Two other things about the film also struck me. First of all, the language soars. Lincoln’s, it goes without saying of course, in particular, both in regard to his public speech, so well known to all, but even in what he has to say during more private moments. The same is true of some of the other characters in the drama, as well. They speak, in fact, as did people in the nineteenth century, a time when spoken language, as well as the epistolary arts, were admired and flourished, far removed from today’s briefest of emails with their accompanying emoticons, or the twisted twaddle of tweets. And it is a delight to listen in.
The other thing that amazes is the quality of light in the film. Apparently, Spielberg made a quite conscious decision to shoot it emphasizing the way people actually would have experienced life at the time, in other words, in a world lit only by natural light, or by candlelight, or gasoline lamps.
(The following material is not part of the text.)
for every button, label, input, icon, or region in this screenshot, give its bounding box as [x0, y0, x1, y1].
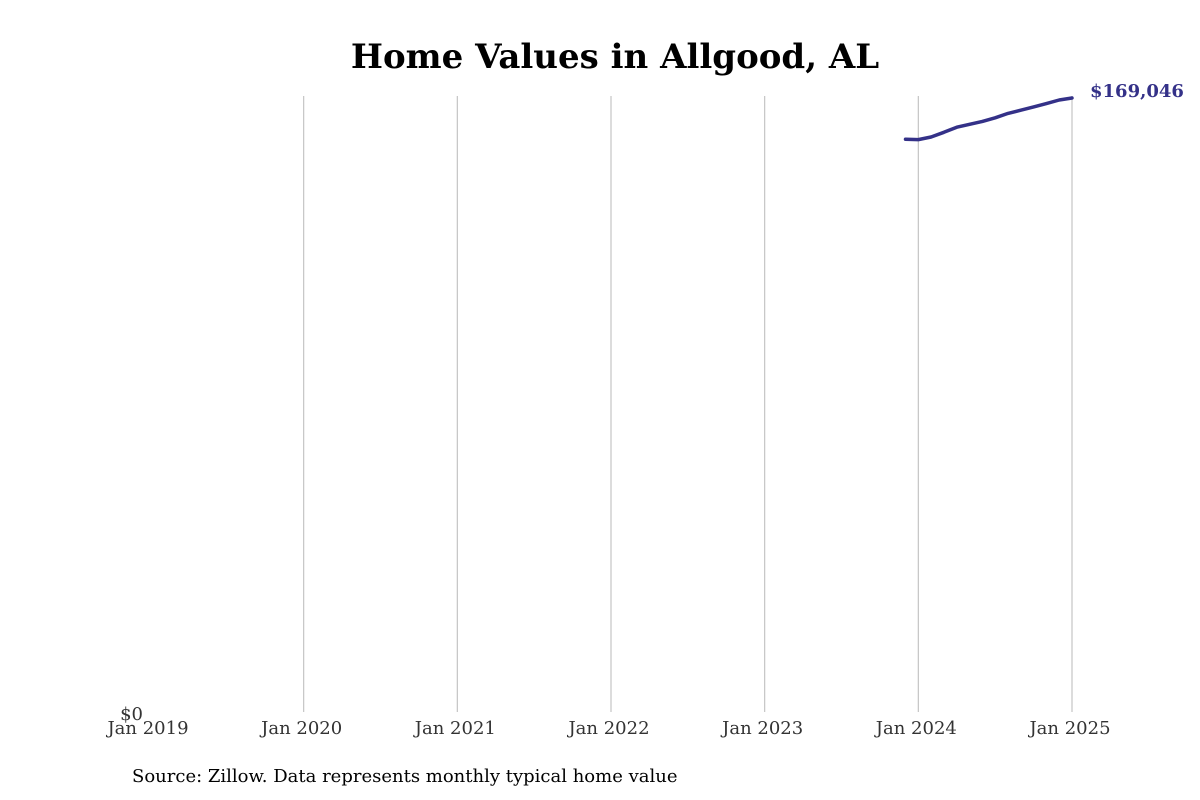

The often semi-dark scenes emphasize the dusky and occasionally ambiguous emotionality of the story, and even, God help us, soften some of the horror of the scenes of war. At home later on, I found myself half wishing to turn the lights off, and let the twilight drift softly in through the windows, eschewing what felt like the harsh glare of electrically generated lighting. Indeed, many things about the film linger on in the mind, far into the night and into the next few days.
I think you will see that this is a movie not to be missed, and if it is not a top contender for best film at this year’s Oscars, then I do not know how to judge movies.